The longer you stay away, the stronger you’ll get. But if you break the No Contact rule, you may need to start rebuilding yourself all over again.
2. Do not date
If you are ending up with a succession of sociopaths, it means there is pain or vulnerability within you that attracts them. And of course you are wounded — you’ve been involved with sociopaths!
So, for the time being, do not date. At all. Do not join an online dating site. Do not let a well-meaning friend fix you up. Do not go places where the primary activity is looking for someone to pick up. Give yourself a breather.
This does not mean you should isolate yourself. On the contrary, fill your life with family, friends and activities that you enjoy. Keep yourself busy. Earn a certificate or degree that will help your career. Do volunteer work.
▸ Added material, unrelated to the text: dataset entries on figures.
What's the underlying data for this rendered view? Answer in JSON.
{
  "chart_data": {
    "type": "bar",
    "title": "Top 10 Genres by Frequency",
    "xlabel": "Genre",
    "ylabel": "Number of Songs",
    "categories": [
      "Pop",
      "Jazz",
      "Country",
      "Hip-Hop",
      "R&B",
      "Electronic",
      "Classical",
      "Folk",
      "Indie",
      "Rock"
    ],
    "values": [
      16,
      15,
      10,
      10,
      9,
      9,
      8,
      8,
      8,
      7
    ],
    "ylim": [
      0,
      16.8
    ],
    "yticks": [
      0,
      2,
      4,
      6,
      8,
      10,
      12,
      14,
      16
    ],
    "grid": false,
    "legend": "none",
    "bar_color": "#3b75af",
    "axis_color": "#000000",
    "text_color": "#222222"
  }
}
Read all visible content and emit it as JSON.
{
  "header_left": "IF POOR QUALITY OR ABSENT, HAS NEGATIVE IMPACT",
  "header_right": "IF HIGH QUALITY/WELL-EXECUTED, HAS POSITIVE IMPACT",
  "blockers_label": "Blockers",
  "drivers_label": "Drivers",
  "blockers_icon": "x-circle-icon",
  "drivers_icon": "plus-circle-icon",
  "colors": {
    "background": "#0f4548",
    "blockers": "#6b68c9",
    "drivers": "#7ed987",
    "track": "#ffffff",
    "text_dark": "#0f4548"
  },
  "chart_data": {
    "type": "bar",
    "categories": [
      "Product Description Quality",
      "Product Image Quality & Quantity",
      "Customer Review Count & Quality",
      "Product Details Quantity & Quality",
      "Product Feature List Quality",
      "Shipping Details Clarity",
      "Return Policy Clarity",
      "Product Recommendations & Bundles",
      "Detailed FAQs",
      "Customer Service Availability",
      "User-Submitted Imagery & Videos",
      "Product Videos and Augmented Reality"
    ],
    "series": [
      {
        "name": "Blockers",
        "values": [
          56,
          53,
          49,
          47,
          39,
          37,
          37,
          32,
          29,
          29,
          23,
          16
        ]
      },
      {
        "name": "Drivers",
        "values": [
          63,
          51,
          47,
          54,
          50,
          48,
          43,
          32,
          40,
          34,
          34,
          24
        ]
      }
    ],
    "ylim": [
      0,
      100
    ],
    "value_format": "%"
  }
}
Fill your life with fun and supportive people—even if they aren’t dates.
3. Heal the vulnerabilities
The secret to finding a good relationship is to become whole and healthy yourself. This doesn’t just happen it requires effort on your part. I urge you to commit yourself to healing the vulnerabilities.
This means looking at your actual experiences, not sweeping them under the carpet. It means acknowledging that you were injured, and figuring out how to move past the injury.
You may need assistance to do this. Use whatever method works for you — psychological counseling, self-help programs, prayer or meditation, peer groups such as Lovefraud. Just be sure that anyone you ask to help you understands what it’s like to be targeted by a sociopath, or at least believes you when you tell them what happened.
It can be scary and painful to face your experiences, but it’s worth it. The process may take time, because sociopaths don’t just cause one injury, they inflict a multitude of lies, manipulations and betrayals, and you’ll need to excavate many of them. Please be patient and gentle with yourself.
The good news is that once you process your emotions and release them, you are free of them. In time, with the vulnerabilities healed, you’ll feel much more happy and peaceful. And your hard-won wisdom about the behavior of sociopaths, even if another one does show up — there are so many of them in the world that it is certainly possible — you’ll quickly spot him or her, and have the strength to get away.
Focus on building a happy and joyful life for yourself, even if you are temporarily unattached to a partner. If you do, the right person will come along, and you’ll be ready.
Lovefraud originally posted this article on July 8, 2013.